Das Pendel hingegen beantwortet die Fragen nur knapp mit "ja", "nein", und auch mit "vielleicht". Sehr gute Pendler können gewiss noch weitere Informationen aus den Schwingungen des Pendels herauslesen. Prinzipiell ist das Pendeln für eine umfangreiche Deutung aber weniger geeignet. Den grössten Deutungsumfang bietet das Kartenlegen und die Astrologie für den Wahrsager.


Wahrsagen – die altbekannte Methode der Vorhersage


In früheren Jahrhunderten wurden oft Hexen gleichgesetzt mit der Wahrsagekunst und mussten dafür ihr Leben lassen. Mit dem Wort Wahrsagen geht klischeebesetzt der Gedanke einher, dass Wahrsager grundsätzlich etwas vorausahnen. Sie blicken in die Zukunft und treffen Vorhersagen – vielleicht aufgrund einer spirituellen Inspiration. Diese Methode ist allerdings weit weniger anzutreffen, als man vermuten mag.

 

Bekannte Wahrsager

Klischeebehaftet ist die Wahrsagerin, die in einem Zelt auf dem Jahrmarkt in die Glaskugel schaut und die Zukunft vorhersagt. Zu den populären Wahrsagern gehört der bekannte Astronom Nostradamus. Seine Deutungen, die bis ins heutige Zeitalter reichen, sind nach wie vor beliebt. Auch wenn sie teilweise schwammige Informationen enthalten und oft in mystischen Versen verfasst wurden. Aber auch die verstorbene Baba Wanga aus Bulgarien galt als Koryphäe in der Wahrsagerei. Sie erhielt ihre Informationen nach eigenen Angaben von einem Reiter, der ihr in ihren Visionen erschien. Die meisten Wahrsager jedoch greifen auf Hilfsmittel zurück, um ihre Deutung zu vervollständigen.

Bedeutungsvolle Wahrsage-Methoden
Dazu zählt die Geomantie. Bei dieser Technik verstreut der Wahrsager Sand in diversen Farben. Die sich daraus ergebenen Figuren werden gedeutet und stellen die Prognose dar.

In der Pyromantie wird das Feuer zu Hilfe genommen. Wenn die Flammen richtig hochschiessen, erkennt der Wahrsager in den Flammen eine Botschaft.

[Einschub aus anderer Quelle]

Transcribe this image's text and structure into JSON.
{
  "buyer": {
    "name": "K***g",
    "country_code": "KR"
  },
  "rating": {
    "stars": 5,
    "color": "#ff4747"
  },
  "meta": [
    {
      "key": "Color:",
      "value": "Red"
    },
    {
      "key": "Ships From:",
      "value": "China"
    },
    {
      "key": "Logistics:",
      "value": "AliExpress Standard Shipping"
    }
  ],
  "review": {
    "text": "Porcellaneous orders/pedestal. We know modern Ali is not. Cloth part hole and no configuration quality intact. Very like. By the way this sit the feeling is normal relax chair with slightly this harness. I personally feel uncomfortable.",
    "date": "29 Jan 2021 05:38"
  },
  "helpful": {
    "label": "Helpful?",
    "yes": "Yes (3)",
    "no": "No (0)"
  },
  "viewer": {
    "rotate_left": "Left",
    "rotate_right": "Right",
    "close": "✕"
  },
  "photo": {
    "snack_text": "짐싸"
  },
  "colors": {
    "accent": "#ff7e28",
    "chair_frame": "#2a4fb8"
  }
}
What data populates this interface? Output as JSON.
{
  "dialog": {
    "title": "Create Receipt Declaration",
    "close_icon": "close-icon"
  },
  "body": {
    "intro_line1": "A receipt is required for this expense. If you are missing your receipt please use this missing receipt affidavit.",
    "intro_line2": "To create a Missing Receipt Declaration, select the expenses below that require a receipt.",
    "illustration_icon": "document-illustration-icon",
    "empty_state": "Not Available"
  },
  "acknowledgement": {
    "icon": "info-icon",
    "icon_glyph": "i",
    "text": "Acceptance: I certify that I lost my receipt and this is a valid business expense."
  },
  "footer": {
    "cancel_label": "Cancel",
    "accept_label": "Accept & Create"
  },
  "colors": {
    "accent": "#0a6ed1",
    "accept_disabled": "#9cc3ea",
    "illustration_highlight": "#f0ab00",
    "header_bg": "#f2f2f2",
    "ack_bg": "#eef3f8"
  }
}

Und das Runenwerfen bedient sich des Fuþark. Das ist eine Form der Zauberschrift mit denen Runenzeichen definiert werden. Diese Runen befinden sich auf Holzstangen oder Stäbe. Und ähnlich wie beim Mikado werden diese Stäbe auf eine Fläche geworfen. Das Bildnis darauf und die erkennbaren Runenzeichen ergeben die Botschaft.

 

Klassisch hingegen gilt das Handlesen. Überall auf der Welt kann man auf Handlese-Experten stossen, die die Zukunft aus den Handlinien herauslesen. Das Legen von Tarotkarten ist ebenfalls eine sehr bekannte Variante.

 

Weissagen statt Wahrsagen

Der Begriff mit dem inhaltlichen Wort "wahr" scheint verwirrend zu sein. Das Weissagen hingegen entspricht vielmehr dem, was beim Wahrsagen geschieht. Eine "Weisheit" wird gewahr und diese wird dem Fragesteller übermittelt. Denn eine Wahrheit kann nur in der Gegenwart festgestellt werden. Sowohl die Wahrheit der Vergangenheit als auch die der Zukunft sind veränderlich. Doch das wäre an der Stelle zu philosophisch, um darauf näher einzugehen. Aus dem lateinischen Wort Divination abgeleitet, was übersetzt soviel bedeutet wie die Erforschung des göttlichen Willens, hat sich der Begriff Wahrsagen durchgesetzt. Auch wenn die Praktik immer noch mit Skepsis von der Gesellschaft wahrgenommen wird, vertrauen viele Menschen insbesondere in die Technik des Kartenlegens und des Handlesens. Vielleicht weil sie mit diesen Methoden bereits gute Erfahrungen gemacht haben und der Technik vertrauen.